韓国の最賃は、原則全員に適用されるようになったのが01年。その後の急激な景気回復に伴い2桁の伸びが続きました。近年の保守政権下でも、世論に押される形で5~8%の高率で推移してきましたが、経済界は反発を強めています。
最賃改定を決める今年の最低賃金委員会(労使と公益各9人で構成)では、労働側が1万ウォンへの引き上げを、使用者側は中小企業の経営難を理由に凍結を主張し、交渉は難航。新政権は大規模な中小企業支援策を打ち出す意向を示し、議決にこぎ着けました。
来年1月に発効する最賃の改定額は16・4%増(7530ウォン)。この伸び率から14年以降の平均引き上げ率(7・4%)を差し引いた9%分について、政府が直接、従業員30人未満の中小零細企業に税金で支援するという内容です。そのための財源として3兆ウォン(3千億円)を計上する予算案を組みました。日本では、最賃に関する中小企業支援の予算が年間20億円前後であることを考えると、ケタ違いの規模です。
このほか、個人商店にも広く普及しているクレジットカードの手数料減免や、高齢者雇用の助成金の基準緩和、公正取引の推進、社会保険料の使用者負担減免なども検討しているといいます。

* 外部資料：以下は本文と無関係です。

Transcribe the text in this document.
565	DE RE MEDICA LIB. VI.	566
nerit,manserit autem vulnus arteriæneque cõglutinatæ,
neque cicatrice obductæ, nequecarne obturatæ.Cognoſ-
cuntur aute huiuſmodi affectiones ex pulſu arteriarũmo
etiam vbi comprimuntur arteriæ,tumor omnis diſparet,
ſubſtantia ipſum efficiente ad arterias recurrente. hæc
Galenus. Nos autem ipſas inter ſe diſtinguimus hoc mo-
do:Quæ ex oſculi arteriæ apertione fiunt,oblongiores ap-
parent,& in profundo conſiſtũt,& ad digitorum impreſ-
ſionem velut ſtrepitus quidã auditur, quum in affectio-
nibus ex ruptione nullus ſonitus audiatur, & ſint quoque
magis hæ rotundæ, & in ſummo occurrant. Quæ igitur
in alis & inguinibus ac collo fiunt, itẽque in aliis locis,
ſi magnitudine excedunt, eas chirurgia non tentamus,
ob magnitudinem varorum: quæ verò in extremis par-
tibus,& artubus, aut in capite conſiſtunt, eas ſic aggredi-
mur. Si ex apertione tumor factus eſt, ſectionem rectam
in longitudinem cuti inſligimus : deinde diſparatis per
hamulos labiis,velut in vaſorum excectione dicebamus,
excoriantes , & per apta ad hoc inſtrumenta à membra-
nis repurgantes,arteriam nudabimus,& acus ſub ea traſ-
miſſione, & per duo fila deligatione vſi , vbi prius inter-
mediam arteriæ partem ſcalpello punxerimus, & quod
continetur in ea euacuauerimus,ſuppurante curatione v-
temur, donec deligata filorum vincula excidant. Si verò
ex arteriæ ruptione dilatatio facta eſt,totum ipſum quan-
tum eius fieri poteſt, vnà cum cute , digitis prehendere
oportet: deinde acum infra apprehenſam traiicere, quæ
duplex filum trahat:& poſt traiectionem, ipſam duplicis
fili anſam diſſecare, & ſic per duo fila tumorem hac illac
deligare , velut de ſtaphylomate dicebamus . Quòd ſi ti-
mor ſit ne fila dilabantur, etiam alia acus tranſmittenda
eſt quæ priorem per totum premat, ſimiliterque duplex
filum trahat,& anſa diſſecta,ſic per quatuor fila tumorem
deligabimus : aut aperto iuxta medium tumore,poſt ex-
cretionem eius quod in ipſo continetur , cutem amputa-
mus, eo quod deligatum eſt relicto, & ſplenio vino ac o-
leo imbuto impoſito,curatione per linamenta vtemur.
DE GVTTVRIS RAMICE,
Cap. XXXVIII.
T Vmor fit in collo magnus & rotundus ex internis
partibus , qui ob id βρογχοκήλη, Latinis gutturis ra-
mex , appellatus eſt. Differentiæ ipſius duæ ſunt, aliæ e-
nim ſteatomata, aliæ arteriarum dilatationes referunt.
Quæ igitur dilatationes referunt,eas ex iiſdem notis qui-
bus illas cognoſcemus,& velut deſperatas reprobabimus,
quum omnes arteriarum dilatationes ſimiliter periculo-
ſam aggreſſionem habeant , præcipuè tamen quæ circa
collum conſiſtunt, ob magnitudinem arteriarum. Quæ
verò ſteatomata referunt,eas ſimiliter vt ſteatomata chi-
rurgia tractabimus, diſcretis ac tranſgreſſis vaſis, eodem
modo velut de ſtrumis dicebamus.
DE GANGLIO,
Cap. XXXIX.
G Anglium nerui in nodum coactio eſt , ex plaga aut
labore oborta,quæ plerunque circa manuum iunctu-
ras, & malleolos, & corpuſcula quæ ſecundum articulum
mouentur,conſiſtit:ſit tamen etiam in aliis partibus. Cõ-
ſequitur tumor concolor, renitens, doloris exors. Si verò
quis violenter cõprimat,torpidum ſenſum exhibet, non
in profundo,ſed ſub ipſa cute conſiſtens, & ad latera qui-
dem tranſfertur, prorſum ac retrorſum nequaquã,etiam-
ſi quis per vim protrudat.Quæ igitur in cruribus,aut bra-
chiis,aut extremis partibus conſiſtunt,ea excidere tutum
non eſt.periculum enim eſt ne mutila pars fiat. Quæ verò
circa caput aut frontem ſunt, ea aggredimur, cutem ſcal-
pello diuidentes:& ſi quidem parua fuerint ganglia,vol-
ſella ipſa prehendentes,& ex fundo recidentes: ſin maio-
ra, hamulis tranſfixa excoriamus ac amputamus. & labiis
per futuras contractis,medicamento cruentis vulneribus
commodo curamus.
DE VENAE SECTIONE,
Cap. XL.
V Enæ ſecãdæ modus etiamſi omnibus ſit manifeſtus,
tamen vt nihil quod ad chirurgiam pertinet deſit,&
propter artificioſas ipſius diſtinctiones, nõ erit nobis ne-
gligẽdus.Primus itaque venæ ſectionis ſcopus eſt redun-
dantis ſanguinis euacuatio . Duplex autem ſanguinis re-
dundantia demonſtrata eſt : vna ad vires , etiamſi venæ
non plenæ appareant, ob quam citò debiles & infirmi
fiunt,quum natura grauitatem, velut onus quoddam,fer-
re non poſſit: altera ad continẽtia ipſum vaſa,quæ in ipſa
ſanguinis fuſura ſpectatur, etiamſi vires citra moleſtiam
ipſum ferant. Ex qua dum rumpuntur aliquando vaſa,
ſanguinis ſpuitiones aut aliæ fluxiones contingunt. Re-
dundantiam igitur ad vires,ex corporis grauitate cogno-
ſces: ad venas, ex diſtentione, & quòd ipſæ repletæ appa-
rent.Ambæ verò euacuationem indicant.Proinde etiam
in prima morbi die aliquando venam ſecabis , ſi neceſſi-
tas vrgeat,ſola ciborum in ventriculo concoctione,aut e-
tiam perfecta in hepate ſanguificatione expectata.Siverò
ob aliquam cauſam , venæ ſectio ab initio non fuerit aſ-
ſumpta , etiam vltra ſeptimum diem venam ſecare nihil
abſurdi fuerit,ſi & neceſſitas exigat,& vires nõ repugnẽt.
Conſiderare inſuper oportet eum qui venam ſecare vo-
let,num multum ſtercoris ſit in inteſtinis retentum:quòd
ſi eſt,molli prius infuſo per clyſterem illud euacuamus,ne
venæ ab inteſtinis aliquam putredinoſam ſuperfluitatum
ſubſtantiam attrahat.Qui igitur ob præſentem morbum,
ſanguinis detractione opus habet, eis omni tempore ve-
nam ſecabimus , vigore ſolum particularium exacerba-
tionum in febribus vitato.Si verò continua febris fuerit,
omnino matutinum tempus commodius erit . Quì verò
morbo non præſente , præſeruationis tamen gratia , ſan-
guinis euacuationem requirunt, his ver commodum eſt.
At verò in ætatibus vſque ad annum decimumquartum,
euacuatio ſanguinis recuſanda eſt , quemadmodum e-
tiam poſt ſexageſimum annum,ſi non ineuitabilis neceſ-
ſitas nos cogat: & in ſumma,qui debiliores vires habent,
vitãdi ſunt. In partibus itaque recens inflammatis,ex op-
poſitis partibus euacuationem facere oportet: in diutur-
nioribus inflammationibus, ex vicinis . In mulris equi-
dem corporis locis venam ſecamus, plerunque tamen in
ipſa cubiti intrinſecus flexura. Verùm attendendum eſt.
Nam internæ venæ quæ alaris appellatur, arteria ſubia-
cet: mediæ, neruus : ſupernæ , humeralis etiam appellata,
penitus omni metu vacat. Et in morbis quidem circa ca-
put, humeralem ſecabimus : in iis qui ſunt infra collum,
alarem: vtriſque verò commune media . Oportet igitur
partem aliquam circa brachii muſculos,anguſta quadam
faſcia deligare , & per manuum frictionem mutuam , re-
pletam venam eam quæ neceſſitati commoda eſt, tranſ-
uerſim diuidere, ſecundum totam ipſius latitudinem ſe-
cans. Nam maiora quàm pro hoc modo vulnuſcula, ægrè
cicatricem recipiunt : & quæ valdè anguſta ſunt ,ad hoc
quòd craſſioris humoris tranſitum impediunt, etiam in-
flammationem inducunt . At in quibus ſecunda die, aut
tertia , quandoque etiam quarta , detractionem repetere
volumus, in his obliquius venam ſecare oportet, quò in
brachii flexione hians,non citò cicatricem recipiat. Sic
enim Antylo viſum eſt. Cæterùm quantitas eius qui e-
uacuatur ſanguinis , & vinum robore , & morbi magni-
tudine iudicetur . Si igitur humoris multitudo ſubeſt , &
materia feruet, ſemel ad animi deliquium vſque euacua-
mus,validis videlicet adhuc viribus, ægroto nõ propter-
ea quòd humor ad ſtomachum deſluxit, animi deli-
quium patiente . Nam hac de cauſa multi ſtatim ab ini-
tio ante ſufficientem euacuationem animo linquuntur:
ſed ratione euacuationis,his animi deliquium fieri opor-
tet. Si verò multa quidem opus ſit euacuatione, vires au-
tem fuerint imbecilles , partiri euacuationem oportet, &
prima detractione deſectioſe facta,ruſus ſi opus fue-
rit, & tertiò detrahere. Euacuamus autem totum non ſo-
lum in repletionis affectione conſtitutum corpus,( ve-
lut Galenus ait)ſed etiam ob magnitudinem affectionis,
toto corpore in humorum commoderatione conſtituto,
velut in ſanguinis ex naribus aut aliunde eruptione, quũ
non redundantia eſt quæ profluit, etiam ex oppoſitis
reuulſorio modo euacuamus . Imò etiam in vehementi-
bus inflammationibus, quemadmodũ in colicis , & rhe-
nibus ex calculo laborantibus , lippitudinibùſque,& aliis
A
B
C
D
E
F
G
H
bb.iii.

きちんと最賃が守られるよう、労働基準監督官も7月の補正予算で200人の増員を果たし、来年までさらに約300人増やす予定です。監督官数は、日本と同様に経済協力開発機構(OECD)平均を下回りますが、約30%の増員で改善を図る計画です。
韓国では近年の大幅引き上げにより、最賃違反やその予備群が少なくありません。こうした現状を捉えて最賃を引き上げない理由とするのではなく、引き上げるために必要な政策を打ち出す姿勢は、日本にとっても参考になります。
●あと2回の改定で逆転
韓国の最賃は全国一律です。今回の改定で日本の最も低い最賃(737円)を追い越しました。今後同率の引き上げを行い、日本が毎年3%引き上げると、来年には日本の加重平均(17年度の848円×1・03)に追いつき、再来年には追い越します(グラフ)。平均千円も日本より3年早く到達する公算です。
大統領は今後雇用への影響を慎重に見極めるとしていますが、当初想定(15・7%)を上回る引き上げを行ったことで、20年での1万ウォン(千円)実現が現実味を帯びてきました。
呉さんは「韓国も日本も欧米のような産業別労使の賃金協定がなく、最賃水準で賃金が支払われることが多い。最底辺の労働者の底支えを図るためにも最賃の重要性は増している」と意義を語ります。
韓国の今後の政策動向から目が離せません。